Human ATMs
27 June 2007 at 11:30 pm Peter G. Klein 2 comments
| Peter Klein |
As economies grow they tend to substitute capital for labor. Hence the literature on the social effects of technological change focuses on labor displacement and absorption. But what happens when a capital-intensive process appears in a developing economy where labor is cheap?
Here’s a fascinating example of labor displacing capital: a Ugandan financial institution has created an ATM network without ATMs. The machines are too expensive to put in rural areas, so the bank contracts with local shopkeepers who receive and disburse currency using inexpensive smart-card readers linked wirelessly to a central database. (HT: Timbuktu Chronicles)
If this catches on, will we see despondent ATM terminals wandering the streets like that poor robot in the GM Super Bowl commercial?
Entry filed under: - Klein -, Entrepreneurship, Institutions.
1.
O Insurgente » Blog Archive » Uma solução de mercado | 28 June 2007 at 7:50 am
[…] Organizations and Markets As economies grow they tend to substitute capital for labor.

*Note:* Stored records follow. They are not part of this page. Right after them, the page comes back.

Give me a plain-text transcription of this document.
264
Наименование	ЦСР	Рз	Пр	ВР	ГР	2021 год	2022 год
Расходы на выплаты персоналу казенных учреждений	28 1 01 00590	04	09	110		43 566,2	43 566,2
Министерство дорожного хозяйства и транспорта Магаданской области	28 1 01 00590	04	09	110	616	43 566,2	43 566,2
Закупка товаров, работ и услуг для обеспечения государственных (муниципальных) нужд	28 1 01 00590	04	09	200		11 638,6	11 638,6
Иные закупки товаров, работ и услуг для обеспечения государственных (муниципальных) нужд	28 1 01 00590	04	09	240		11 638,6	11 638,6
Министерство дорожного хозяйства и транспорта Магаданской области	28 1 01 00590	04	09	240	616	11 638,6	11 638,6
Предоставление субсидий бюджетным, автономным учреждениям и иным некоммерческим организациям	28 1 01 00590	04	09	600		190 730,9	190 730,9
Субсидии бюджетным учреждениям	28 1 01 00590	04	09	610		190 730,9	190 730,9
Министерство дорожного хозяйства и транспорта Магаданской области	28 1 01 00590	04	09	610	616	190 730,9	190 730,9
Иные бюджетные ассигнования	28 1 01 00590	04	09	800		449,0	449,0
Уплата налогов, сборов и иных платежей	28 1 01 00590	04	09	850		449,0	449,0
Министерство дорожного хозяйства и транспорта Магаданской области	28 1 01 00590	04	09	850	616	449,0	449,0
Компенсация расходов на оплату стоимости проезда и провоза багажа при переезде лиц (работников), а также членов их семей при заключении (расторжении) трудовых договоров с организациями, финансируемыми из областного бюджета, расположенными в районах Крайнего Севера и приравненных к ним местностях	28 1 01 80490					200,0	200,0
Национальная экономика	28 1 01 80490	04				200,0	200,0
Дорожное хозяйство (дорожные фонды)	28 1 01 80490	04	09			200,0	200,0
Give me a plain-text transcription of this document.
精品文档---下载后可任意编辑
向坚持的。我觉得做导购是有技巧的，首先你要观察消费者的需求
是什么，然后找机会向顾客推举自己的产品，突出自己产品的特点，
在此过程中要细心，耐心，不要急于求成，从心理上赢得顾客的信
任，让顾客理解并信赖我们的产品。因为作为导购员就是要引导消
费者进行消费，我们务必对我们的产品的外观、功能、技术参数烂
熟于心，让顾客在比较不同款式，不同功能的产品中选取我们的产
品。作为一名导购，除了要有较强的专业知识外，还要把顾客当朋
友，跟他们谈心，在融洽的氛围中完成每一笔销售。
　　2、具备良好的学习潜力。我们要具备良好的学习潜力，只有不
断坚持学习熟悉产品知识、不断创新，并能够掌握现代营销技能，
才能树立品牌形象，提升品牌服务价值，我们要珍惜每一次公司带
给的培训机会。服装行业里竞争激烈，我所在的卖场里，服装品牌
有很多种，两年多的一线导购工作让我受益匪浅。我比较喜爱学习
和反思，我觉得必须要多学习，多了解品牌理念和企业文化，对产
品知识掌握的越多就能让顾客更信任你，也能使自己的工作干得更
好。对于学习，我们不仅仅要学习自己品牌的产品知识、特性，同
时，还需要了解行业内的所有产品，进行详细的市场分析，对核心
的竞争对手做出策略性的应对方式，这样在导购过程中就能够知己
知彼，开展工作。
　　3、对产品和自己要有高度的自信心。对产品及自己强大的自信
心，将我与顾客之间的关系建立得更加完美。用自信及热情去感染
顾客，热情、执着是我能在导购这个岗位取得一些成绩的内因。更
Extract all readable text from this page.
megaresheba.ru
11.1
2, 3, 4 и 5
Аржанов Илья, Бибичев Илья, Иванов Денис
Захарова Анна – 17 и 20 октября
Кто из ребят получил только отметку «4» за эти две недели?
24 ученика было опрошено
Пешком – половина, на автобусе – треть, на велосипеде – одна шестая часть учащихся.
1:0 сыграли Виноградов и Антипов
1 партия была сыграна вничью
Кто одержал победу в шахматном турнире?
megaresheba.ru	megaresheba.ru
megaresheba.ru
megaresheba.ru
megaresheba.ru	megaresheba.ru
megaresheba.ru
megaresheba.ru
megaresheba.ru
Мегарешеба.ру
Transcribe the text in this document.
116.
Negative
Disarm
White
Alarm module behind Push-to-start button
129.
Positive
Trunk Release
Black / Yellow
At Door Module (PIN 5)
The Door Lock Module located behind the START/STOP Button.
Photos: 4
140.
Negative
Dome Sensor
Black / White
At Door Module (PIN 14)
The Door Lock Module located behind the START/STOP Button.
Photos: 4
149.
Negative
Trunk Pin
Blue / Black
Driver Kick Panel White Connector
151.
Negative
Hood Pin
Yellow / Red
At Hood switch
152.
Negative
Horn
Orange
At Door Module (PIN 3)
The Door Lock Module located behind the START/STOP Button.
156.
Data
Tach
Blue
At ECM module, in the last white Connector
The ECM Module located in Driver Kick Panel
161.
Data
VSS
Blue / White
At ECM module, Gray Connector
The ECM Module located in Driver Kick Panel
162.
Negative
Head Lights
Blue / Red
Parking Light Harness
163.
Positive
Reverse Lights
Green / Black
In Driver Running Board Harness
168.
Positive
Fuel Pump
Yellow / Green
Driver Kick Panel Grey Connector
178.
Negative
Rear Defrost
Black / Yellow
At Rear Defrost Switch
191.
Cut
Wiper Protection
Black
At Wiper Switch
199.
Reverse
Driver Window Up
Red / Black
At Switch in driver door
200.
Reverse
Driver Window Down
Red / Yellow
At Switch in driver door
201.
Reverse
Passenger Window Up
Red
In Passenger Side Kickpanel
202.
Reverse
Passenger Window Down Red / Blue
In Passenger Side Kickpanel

Hence the literature on the social […]
2.
REW | 28 June 2007 at 3:16 pm
It may not just be a function of cost. Several years ago, I consulted with a firm in Houston that manufactures heat exchanging equipment for the petrochemical industry (and other BIG carbon-footprint clients). They had just fired two shifts of sheetmetal workers and replaced them with robots (neat toys — all the top mgt team are engineers). On my next visit, the humans were back and there was a magnificent pile of twisted robotic limbs in the lot behind the factory. It was a very uplifting sight. It served both as a monument to craft vs. programming and as a place for the workers to urinate during breaks.